For children and their carers in 1770-1780s the skeleton suit was the embodiment of such easy-fitting clothing. The two-piece suits were designed for boys aged between 4-11 years, depending on their development. The suit offered a comfortable, transitional outfit for young boys between infancy and adolescence. Many upper and middle-class parents hosted breeching ceremonies to mark their child’s shift from infancy and wearing frocks into wearing clothing associated with men and entering into a male sphere.

In appearance the skeleton suit is not too dissimilar from today’s onesie. It consists of ankle-length trousers with narrow legs but a loose fit over the hips and bum, which was buttoned onto a short jacket. The trousers were often equipped with a buttoned panel at the front, called a ‘fall front’ which served the same function as today’s buttoned fly. The jacket was worn over a simple, linen shirt with an open collar, frequently edged with muslin frills. This style of collar was in stark contrast to the restrictive collars which adult males wore. The boys’ suits were pale and made from natural-coloured cotton and nankeen which were hard wearing and could be more easily cleaned. For boys aged 7 years and above they wore a darker jacket outside the trousers.
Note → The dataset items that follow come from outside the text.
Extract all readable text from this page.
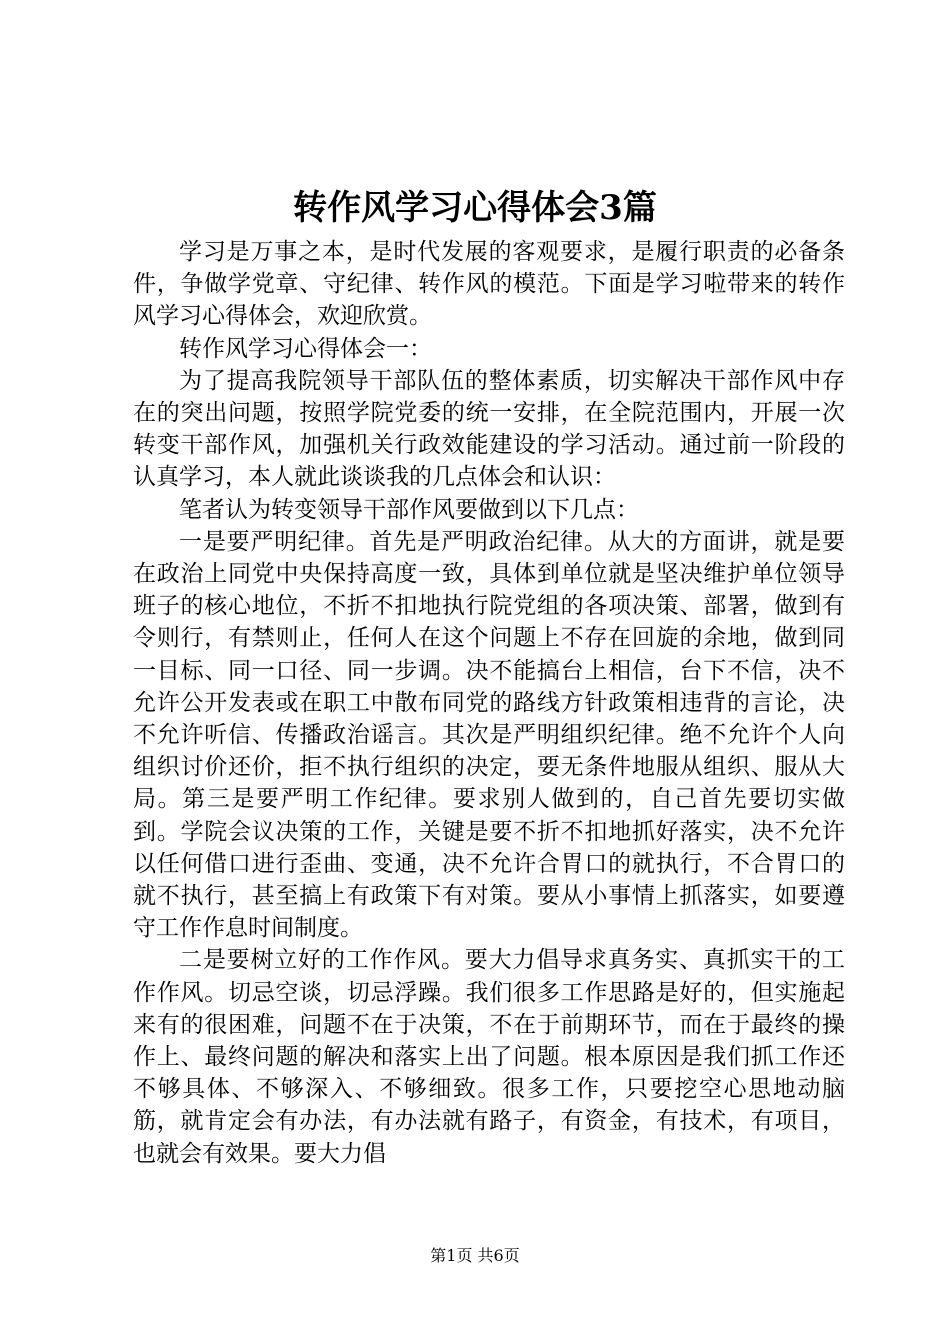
转作风学习心得体会3篇

学习是万事之本，是时代发展的客观要求，是履行职责的必备条件，争做学党章、守纪律、转作风的模范。下面是学习啦带来的转作风学习心得体会，欢迎欣赏。

转作风学习心得体会一：

为了提高我院领导干部队伍的整体素质，切实解决干部作风中存在的突出问题，按照学院党委的统一安排，在全院范围内，开展一次转变干部作风，加强机关行政效能建设的学习活动。通过前一阶段的认真学习，本人就此谈谈我的几点体会和认识：

笔者认为转变领导干部作风要做到以下几点：

一是要严明纪律。首先是严明政治纪律。从大的方面讲，就是要在政治上同党中央保持高度一致，具体到单位就是坚决维护单位领导班子的核心地位，不折不扣地执行院党组的各项决策、部署，做到有令则行，有禁则止，任何人在这个问题上不存在回旋的余地，做到同一目标、同一口径、同一步调。决不能搞台上相信，台下不信，决不允许公开发表或在职工中散布同党的路线方针政策相违背的言论，决不允许听信、传播政治谣言。其次是严明组织纪律。绝不允许个人向组织讨价还价，拒不执行组织的决定，要无条件地服从组织、服从大局。第三是要严明工作纪律。要求别人做到的，自己首先要切实做到。学院会议决策的工作，关键是要不折不扣地抓好落实，决不允许以任何借口进行歪曲、变通，决不允许合胃口的就执行，不合胃口的就不执行，甚至搞上有政策下有对策。要从小事情上抓落实，如要遵守工作作息时间制度。

二是要树立好的工作作风。要大力倡导求真务实、真抓实干的工作作风。切忌空谈，切忌浮躁。我们很多工作思路是好的，但实施起来有的很困难，问题不在于决策，不在于前期环节，而在于最终的操作上、最终问题的解决和落实上出了问题。根本原因是我们抓工作还不够具体、不够深入、不够细致。很多工作，只要挖空心思地动脑筋，就肯定会有办法，有办法就有路子，有资金，有技术，有项目，也就会有效果。要大力倡

第1页 共6页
Skeleton suits got their name because they fitted so close to the body. A criticism which Charles Dickens’s sharply expressed in his work Sketches by Boz (1838-39):

‘A skeleton suit, one of those straight blue cloth cases in which small boys used to be confined before belts and tunics had come in … An ingenious contrivance for displaying the symmetry of a boy’s figure by fastening him into a very tight jacket, with an ornamental row of buttons over each shoulder and then buttoning his trousers over it so as to give his legs the appearance of being hooked on just under his arm pits.’

By 1840-50 the skeleton suit had gone out of fashion and boys around the age of 5-6 year old start wearing trousers with younger boys continuing to wear knee-length frocks completed by pantaloons. Although the suit may have been abandoned the Enlightenment principals of comfortable, flexible clothing for children, which shaped it carry on today.